Atteint de sclérose en plaques depuis une vingtaine d’années, Philippe mène une vie presque normale. Il subit régulièrement des poussées. Mais ses symptômes restent légers et ne laissent pas de séquelles.

Le diagnostic de sclérose en plaques

La maladie s’est déclarée l’année de mes 23 ans. J’avais en fait déjà présenté des symptômes quelques années auparavant sous la forme de vertiges, de nausées… Mais les médecins n’avaient pas diagnostiqué la sclérose en plaques. Et puis un jour, j’ai commencé à voir trouble d’un œil. Je voyais de moins en moins bien, j’étais devenu quasiment aveugle! ″Il s’agit d’une névrite optique″, m’ont annoncé les médecins. ″Un symptôme fréquent de la sclérose en plaques″. Ils m’ont administré un traitement de cortisone par voie intraveineuse à l’hôpital et les symptômes sont partis comme ils étaient venus. J’ai subi une autre poussée quatre ans plus tard, avec à nouveau comme symptôme une névrite optique.

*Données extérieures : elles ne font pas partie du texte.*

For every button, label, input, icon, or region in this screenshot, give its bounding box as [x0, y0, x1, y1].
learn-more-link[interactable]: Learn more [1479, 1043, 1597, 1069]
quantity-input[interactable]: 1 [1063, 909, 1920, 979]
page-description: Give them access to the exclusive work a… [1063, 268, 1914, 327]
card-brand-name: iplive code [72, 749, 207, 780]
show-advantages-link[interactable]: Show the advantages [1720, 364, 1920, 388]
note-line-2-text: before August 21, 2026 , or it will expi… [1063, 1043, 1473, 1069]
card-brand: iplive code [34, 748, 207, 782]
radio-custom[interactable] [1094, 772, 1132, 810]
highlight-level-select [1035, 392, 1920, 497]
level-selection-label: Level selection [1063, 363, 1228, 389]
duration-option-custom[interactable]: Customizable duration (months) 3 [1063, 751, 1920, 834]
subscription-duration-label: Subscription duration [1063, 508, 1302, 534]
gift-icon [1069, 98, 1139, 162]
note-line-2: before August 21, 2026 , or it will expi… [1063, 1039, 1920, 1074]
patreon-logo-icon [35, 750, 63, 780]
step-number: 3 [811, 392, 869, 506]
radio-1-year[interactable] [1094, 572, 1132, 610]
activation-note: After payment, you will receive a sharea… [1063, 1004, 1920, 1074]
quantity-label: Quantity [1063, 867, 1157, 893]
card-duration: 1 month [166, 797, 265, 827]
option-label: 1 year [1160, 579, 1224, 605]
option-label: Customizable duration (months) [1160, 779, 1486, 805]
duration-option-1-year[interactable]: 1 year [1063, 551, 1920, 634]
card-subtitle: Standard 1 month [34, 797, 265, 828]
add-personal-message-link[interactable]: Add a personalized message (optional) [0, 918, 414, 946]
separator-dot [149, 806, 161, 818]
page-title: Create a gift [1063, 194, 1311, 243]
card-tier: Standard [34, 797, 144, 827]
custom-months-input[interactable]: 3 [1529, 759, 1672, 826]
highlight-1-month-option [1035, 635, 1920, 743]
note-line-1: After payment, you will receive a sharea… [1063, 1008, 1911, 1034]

Cette fois, l’autre œil était touché. Depuis, j’ai dû faire face à une nouvelle poussée presque tous les deux ans, mais les symptômes sont moins impressionnants. Et je n’ai jamais gardé de séquelles. Il y a sept ans, mon neurologue a commencé à me prescrire de l'interféron, un traitement de fond pour réduire la fréquence des poussées. La dernière date d’il y a trois ans.

 

Des symptômes discrets

Juste avant une poussée, je reconnais les signes. Généralement, mon pied droit est engourdi, ensuite je ressens des picotements et des lourdeurs dans la jambe. Devant tout symptôme qui persiste plus de 2 jours, je consulte mon neurologue, qui détermine s'il s'agit d'une poussée et décide si je dois prendre un traitement intraveineux à la cortisone pendant quelques jours.

 

Ma vie avec la SEP

Au boulot, ma sclérose en plaques ne s’est jamais remarquée. Personne n’est au courant à part la médecine du travail. Au quotidien, la maladie n’a pas changé ma vie. Avant, je faisais même du sport en salle. Je dois juste faire attention à ne pas trop me fatiguer et bien dormir. Quand je suis malade, lors d’une pharyngite par exemple, il me faut plus de temps pour me remettre qu’avant. Je dois directement aller voir mon médecin qui me prescrit plus vite des antibiotiques afin de ne pas trop m’affaiblir. Mais au jour le jour, je vis avec la sclérose en plaques sans trop y penser. Pour le moment, elle ne me fait pas peur parce que je ne garde pas de séquelles. J’ai de la chance, comparé à d’autres personnes qui font face à de gros problèmes. Comme le dit mon neurologue, la maladie n’est pas la même d’une personne à l’autre. Avec moi, pour l’instant, elle reste discrète…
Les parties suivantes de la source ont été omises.